# Basic DC electronics question



## Revenant (Mar 17, 2007)

I experimented with my battery charger and dimmer box in my quest to build a hot-wire "table saw" and the results were quite good. So the large cutting-out scene is pretty well squared away. Now I want to make some small handheld cutters, especially a fine detailing tool for cutting out "engraving" and lettering.

The problem: This little hot-wire exacto would only use about 2" of element wire at the most, or less. That's not much resistance, and I'd rather not have to crank the power way up just to get the business end hot enough, so logically I figured I'd just add a resistor or two on my circuit.
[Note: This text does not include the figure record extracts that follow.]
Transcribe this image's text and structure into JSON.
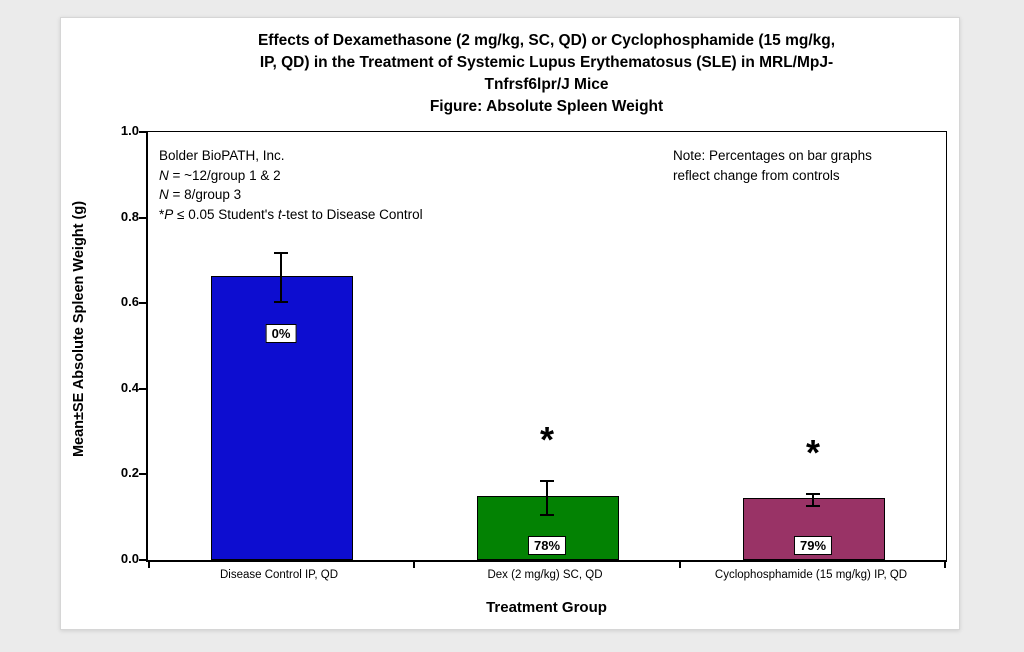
{
  "page": {
    "background": "#ebebeb",
    "panel_background": "#ffffff"
  },
  "chart_data": {
    "type": "bar",
    "title_lines": [
      "Effects of Dexamethasone (2 mg/kg, SC, QD) or Cyclophosphamide (15 mg/kg,",
      "IP, QD) in the Treatment of Systemic Lupus Erythematosus (SLE) in MRL/MpJ-",
      "Tnfrsf6lpr/J Mice"
    ],
    "subtitle": "Figure: Absolute Spleen Weight",
    "xlabel": "Treatment Group",
    "ylabel": "Mean±SE Absolute Spleen Weight (g)",
    "ylim": [
      0,
      1.0
    ],
    "ytick_values": [
      0,
      0.2,
      0.4,
      0.6,
      0.8,
      1.0
    ],
    "ytick_labels": [
      "0.0",
      "0.2",
      "0.4",
      "0.6",
      "0.8",
      "1.0"
    ],
    "categories": [
      "Disease Control IP, QD",
      "Dex (2 mg/kg) SC, QD",
      "Cyclophosphamide (15 mg/kg) IP, QD"
    ],
    "values": [
      0.66,
      0.145,
      0.14
    ],
    "se": [
      0.06,
      0.042,
      0.016
    ],
    "bar_colors": [
      "#0d0dd0",
      "#038203",
      "#993366"
    ],
    "bar_labels": [
      "0%",
      "78%",
      "79%"
    ],
    "significant": [
      false,
      true,
      true
    ],
    "significance_marker": "*",
    "grid": false,
    "legend": null
  },
  "annotations": {
    "info_box_lines": [
      [
        {
          "text": "Bolder BioPATH, Inc."
        }
      ],
      [
        {
          "text": "N",
          "italic": true
        },
        {
          "text": " = ~12/group 1 & 2"
        }
      ],
      [
        {
          "text": "N",
          "italic": true
        },
        {
          "text": " = 8/group 3"
        }
      ],
      [
        {
          "text": "*"
        },
        {
          "text": "P",
          "italic": true
        },
        {
          "text": " ≤ 0.05 Student's "
        },
        {
          "text": "t",
          "italic": true
        },
        {
          "text": "-test to Disease Control"
        }
      ]
    ],
    "note_lines": [
      "Note: Percentages on bar graphs",
      "reflect change from controls"
    ]
  }
}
*THE QUESTION:* Does it matter if I add the resistor at the positive or negative pole? My limited knowledge of electricity leads me to understand a resistor as "bottleneck" to the current. In a fluid, that would cause a pressure difference before and after. So if I want to increase the resistance of my little wire element, do I put the extra resistor "upstream" or "downstream" ? Would that be on the positive or negative side of it? Does it matter?


----------



## krypt (Oct 25, 2005)

Im pretty sure it does'nt matter, but wish somone would verify it though.


----------



## Otaku (Dec 3, 2004)

Resistors don't care where they are. The total ohms will be a combination of the resistor value and the wire (when wired in series). Remember that the resistor can get hot, too. If you get a hot resistor and still can't do the cutting, try a lower value resistor.


----------



## Revenant (Mar 17, 2007)

Sounds like I got my answer! Thanks much!


----------



## DeathTouch (Sep 6, 2005)

It doesn't matter, but it does matter the size and the heat that the resistor can take. If you put a dinky sized resistor and crank up the current, it might not be able to handle the heat going thru it.


----------